Globus’ management expects to clock a c.30% net sales growth in FY11 with
EBITDA margin at c.15% level. As per management, growth in the 30%-range
is achievable over the next 2-3 years, based on which the stock at current
market price appears to be trading at a forward PE of sub-10x.
 Growth drivers: Enhanced IMFL presence, capacity expansion: (a) Though
country liquor accounted for a sizeable chunk of Globus’ revenue (42% in
FY10), the company’s current focus is to enhance presence in the fastergrowing
higher-margin IMFL category. Globus recently launched ‘County Club’
in the regular whisky segment (Jul’10), targeted at the Northern markets
(Haryana, Rajasthan, Punjab, Himachal, UP) and is planning a brandy launch
(semi-premium category) in the Southern markets. The company is targeting
1mn cases of IMFL volume in FY11 (FY10: 0.26mn), (b) Globus is currently
also on the look-out for opportunities for registering with the Canteen Stores
Department (CSD), which is the nodal purchase agency for the Indian Army
and is the largest institutional buyer of alcoholic beverages in the country, (c)

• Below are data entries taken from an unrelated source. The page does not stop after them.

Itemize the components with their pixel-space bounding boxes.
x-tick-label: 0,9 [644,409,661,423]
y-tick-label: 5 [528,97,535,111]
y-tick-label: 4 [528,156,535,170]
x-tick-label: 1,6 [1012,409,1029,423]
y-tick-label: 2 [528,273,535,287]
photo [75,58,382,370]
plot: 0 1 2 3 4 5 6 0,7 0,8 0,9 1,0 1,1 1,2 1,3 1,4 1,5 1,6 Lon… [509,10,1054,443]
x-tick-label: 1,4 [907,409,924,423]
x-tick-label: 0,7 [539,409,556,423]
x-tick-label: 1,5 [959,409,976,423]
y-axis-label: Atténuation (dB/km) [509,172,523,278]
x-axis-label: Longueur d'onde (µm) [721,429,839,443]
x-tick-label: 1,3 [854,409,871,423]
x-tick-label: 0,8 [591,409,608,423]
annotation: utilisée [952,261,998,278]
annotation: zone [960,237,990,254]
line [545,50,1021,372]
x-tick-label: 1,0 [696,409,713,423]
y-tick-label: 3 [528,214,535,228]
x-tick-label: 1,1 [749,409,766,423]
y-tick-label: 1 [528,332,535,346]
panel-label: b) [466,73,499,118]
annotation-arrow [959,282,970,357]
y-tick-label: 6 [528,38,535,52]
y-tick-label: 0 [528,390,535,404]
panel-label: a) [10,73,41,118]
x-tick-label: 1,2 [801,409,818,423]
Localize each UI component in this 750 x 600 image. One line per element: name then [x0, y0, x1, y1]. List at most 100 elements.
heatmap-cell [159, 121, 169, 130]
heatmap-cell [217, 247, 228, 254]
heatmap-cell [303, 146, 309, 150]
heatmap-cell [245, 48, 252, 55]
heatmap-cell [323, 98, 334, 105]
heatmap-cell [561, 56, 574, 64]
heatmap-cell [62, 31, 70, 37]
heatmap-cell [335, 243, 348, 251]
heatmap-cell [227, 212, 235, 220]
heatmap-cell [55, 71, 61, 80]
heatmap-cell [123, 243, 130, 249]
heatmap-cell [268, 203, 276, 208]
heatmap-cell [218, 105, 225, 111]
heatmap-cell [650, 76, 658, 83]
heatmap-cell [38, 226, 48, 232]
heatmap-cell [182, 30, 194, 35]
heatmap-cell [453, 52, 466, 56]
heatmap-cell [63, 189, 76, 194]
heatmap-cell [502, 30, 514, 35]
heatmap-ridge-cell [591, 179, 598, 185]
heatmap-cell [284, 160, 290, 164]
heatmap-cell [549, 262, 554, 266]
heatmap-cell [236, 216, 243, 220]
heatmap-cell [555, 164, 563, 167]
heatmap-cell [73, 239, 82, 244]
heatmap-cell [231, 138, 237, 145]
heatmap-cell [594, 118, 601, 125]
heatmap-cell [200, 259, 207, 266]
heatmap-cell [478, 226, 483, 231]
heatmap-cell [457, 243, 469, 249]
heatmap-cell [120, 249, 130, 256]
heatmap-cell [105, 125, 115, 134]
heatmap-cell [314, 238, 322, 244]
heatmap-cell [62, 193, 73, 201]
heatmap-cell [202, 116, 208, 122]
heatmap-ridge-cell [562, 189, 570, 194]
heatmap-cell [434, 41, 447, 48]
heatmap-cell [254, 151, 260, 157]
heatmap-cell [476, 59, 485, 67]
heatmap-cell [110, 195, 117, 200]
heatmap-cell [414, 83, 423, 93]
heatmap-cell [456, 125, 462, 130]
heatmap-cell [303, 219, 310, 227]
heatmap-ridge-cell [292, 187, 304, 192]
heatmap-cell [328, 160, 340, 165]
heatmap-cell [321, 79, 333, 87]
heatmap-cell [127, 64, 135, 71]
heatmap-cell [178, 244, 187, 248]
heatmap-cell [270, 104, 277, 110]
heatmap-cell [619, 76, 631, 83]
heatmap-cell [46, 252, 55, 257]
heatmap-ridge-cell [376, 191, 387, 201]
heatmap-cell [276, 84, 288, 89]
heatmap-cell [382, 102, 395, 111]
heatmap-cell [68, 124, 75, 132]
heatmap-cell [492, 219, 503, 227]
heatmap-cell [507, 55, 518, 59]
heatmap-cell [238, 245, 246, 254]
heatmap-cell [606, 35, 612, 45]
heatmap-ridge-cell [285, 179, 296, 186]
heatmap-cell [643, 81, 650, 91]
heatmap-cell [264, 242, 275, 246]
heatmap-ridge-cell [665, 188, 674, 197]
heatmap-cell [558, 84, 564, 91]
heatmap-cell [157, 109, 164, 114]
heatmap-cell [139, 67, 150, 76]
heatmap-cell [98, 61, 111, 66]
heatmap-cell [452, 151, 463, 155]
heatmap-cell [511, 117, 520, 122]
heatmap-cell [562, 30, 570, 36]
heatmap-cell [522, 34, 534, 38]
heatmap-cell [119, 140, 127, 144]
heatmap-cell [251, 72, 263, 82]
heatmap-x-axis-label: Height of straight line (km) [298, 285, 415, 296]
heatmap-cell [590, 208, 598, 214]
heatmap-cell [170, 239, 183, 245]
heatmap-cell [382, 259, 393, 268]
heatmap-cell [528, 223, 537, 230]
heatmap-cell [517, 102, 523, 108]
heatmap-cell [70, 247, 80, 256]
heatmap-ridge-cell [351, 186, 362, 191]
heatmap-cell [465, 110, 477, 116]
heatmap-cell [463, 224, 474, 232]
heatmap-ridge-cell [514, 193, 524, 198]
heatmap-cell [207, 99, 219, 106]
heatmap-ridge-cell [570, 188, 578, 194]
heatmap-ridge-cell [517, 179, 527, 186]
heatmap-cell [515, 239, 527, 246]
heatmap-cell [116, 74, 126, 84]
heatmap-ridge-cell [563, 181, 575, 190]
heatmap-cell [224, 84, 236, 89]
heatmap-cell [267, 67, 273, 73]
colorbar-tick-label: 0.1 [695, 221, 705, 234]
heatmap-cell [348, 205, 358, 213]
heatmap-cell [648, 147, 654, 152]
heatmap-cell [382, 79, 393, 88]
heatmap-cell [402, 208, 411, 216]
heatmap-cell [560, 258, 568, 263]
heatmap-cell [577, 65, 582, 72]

Globus is currently expanding its alcohol manufacturing capacity (28.8mn BL
p.a. to 70mn - expected to be fully operational by Dec’10). Alongside higher
volumes, commissioning of the new capacity would also lead to substantial
savings in power costs and reduce wastage as it eliminates the intermittent
process of separately making rectified spirits and produces ENA directly.
 Country liquor unlikely to lose relevance in existing pockets: Country
liquor commands the largest volume share in the Indian alcohol segment and
accounts for the biggest chunk of revenue for Globus (42% in FY10). As per
management, higher IMFL growth notwithstanding, country liquor is unlikely
to lose significance, given the huge retail price differential between it and
IMFL. Significant part of the price differential is on account of a steeper
statutory levy on IMFL, implying that it is difficult for IMFL players to narrow
the price-gap. Typical country liquor consumers include agri-workers in rural
India, construction and industrial workers in towns/cities etc, and hence,
pricing plays a crucial role. Management is exploring opportunities for
geographic expansion to achieve a higher growth rate. However, given the
requirement of setting up manufacturing facilities in each state of operation,
funding tie-up for expansion would be critical.